At a component level, dwelling rents are expected to grow strongly throughout the forecast horizon, reflecting a tight housing market and record low vacancy rates. Food prices are also expected to remain high in the near-term given strong world demand and constrained domestic supply following prolonged drought. Further forward, the expected recovery in farm production is likely to place downward pressure on domestic food prices through the course of 2008-09 and 2009-10.

Chart 11: Consumer price inflation

Chart 11: Consumer price inflation

Source: ABS Cat. No. 6401.0 and Treasury.

Wages

Wage growth is expected to remain elevated in the near term as current labour market tightness and shortages of suitable labour continue to influence wage agreements. Nonetheless, wage growth is not expected to accelerate given the anticipated easing in labour market conditions. Overall wage growth has been contained in recent wage outcomes support this view, with March quarter outcomes. Further out, wage pressures are expected to ease in line with the expansion of labour supply from net overseas migration and an easing in domestic demand.
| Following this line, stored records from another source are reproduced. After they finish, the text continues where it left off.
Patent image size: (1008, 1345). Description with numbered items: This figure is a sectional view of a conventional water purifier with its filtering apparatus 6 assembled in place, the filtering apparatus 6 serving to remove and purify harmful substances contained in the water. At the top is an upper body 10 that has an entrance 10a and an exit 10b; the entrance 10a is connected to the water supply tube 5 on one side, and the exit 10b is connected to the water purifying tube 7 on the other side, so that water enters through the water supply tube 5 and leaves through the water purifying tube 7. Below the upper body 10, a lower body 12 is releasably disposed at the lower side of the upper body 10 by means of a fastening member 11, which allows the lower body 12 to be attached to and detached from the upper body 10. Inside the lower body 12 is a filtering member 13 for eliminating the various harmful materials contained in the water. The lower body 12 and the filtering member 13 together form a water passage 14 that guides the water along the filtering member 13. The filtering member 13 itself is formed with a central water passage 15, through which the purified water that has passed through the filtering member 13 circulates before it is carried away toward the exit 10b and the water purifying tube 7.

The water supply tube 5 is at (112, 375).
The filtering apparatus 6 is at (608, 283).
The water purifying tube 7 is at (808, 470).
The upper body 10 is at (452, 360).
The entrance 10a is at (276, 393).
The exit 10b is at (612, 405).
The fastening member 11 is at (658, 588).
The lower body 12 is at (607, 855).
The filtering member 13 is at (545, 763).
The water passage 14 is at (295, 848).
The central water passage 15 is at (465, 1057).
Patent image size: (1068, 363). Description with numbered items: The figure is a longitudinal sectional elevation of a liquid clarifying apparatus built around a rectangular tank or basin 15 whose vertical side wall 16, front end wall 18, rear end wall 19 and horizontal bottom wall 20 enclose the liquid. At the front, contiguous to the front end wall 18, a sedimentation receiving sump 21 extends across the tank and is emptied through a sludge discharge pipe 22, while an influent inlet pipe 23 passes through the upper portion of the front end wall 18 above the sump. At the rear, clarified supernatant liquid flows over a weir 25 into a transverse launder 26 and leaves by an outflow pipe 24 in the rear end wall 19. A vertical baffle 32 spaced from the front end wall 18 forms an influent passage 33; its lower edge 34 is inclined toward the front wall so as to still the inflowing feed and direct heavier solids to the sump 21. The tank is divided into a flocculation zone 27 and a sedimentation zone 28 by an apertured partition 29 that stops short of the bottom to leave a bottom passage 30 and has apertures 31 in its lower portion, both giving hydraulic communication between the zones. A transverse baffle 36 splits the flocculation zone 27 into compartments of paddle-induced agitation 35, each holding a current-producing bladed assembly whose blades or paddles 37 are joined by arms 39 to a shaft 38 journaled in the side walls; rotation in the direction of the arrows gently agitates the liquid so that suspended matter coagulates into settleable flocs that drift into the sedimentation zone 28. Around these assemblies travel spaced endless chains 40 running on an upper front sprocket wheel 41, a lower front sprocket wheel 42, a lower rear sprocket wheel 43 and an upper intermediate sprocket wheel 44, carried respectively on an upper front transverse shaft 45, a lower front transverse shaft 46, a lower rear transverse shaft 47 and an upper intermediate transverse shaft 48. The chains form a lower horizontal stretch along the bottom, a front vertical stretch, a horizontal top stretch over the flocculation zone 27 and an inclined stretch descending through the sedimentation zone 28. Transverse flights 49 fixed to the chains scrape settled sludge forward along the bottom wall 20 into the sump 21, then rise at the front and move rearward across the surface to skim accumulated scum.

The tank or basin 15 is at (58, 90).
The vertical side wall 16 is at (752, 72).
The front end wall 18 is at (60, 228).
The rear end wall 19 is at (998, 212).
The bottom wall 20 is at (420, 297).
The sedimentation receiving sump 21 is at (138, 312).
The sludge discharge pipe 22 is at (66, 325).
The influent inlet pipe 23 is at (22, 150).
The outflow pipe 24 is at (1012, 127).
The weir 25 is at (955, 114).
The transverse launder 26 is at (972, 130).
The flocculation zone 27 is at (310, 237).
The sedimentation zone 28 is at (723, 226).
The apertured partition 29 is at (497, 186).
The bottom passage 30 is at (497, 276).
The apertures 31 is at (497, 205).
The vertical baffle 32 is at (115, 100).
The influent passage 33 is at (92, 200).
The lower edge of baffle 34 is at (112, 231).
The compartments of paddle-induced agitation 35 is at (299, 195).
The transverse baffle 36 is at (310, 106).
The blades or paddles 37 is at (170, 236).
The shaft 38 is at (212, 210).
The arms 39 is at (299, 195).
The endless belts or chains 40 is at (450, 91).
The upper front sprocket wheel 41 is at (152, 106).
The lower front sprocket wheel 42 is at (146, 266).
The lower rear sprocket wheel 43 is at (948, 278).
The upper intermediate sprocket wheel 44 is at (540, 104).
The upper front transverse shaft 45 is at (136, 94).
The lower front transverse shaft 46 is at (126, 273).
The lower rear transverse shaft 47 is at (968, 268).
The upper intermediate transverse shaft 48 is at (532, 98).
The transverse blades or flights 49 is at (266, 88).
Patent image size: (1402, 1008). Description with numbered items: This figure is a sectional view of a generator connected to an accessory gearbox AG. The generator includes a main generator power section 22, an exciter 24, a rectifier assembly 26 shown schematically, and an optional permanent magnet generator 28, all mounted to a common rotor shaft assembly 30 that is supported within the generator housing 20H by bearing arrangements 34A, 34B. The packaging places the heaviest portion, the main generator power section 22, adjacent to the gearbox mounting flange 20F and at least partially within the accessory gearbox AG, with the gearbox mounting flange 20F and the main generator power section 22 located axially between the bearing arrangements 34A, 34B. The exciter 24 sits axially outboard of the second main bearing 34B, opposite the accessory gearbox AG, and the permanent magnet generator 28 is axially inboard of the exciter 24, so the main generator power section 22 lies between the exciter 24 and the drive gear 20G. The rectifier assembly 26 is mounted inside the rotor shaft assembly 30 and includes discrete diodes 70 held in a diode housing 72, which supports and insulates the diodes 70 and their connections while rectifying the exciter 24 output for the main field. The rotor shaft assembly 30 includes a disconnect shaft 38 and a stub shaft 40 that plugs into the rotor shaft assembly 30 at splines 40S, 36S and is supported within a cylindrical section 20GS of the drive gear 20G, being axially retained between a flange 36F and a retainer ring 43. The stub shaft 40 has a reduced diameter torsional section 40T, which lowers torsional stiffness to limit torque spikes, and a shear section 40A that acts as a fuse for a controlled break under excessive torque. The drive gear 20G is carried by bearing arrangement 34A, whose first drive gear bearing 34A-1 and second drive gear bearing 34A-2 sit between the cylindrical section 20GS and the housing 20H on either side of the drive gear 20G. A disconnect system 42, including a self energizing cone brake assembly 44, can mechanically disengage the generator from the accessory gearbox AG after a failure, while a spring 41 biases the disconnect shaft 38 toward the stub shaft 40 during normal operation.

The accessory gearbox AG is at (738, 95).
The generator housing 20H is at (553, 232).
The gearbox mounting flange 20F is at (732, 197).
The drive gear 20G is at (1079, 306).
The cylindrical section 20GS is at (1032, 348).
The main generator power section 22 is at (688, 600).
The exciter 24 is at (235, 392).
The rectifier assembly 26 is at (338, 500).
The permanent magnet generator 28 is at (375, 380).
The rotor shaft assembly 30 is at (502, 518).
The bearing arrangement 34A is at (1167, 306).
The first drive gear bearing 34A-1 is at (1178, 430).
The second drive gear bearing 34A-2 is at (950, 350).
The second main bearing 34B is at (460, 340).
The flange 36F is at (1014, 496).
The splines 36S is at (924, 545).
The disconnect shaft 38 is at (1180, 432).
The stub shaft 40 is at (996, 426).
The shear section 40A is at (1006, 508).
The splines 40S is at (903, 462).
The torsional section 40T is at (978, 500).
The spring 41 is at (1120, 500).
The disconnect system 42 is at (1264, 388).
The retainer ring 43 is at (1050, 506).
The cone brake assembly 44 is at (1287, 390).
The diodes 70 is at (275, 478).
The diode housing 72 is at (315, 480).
Consistent with Budget, the Wage Price Index (WPI) is forecast to grow by 4¼ per cent in 2007-08 and 2008-09, before easing to 4 per cent in 2009-10. There is, however, a risk that elevated inflation expectations feed into higher wage claims and put further upward pressure on inflation.

Reflecting the additional boost to bulk commodity prices in 2008-09, the States and Territories most directly exposed to mining activity are likely to experience the strongest wage growth over the forecast horizon.


1 This spending was included as expenditure by States and local authorities in the UEFO forecasts but has been subsequently reclassified as renovation spending by households.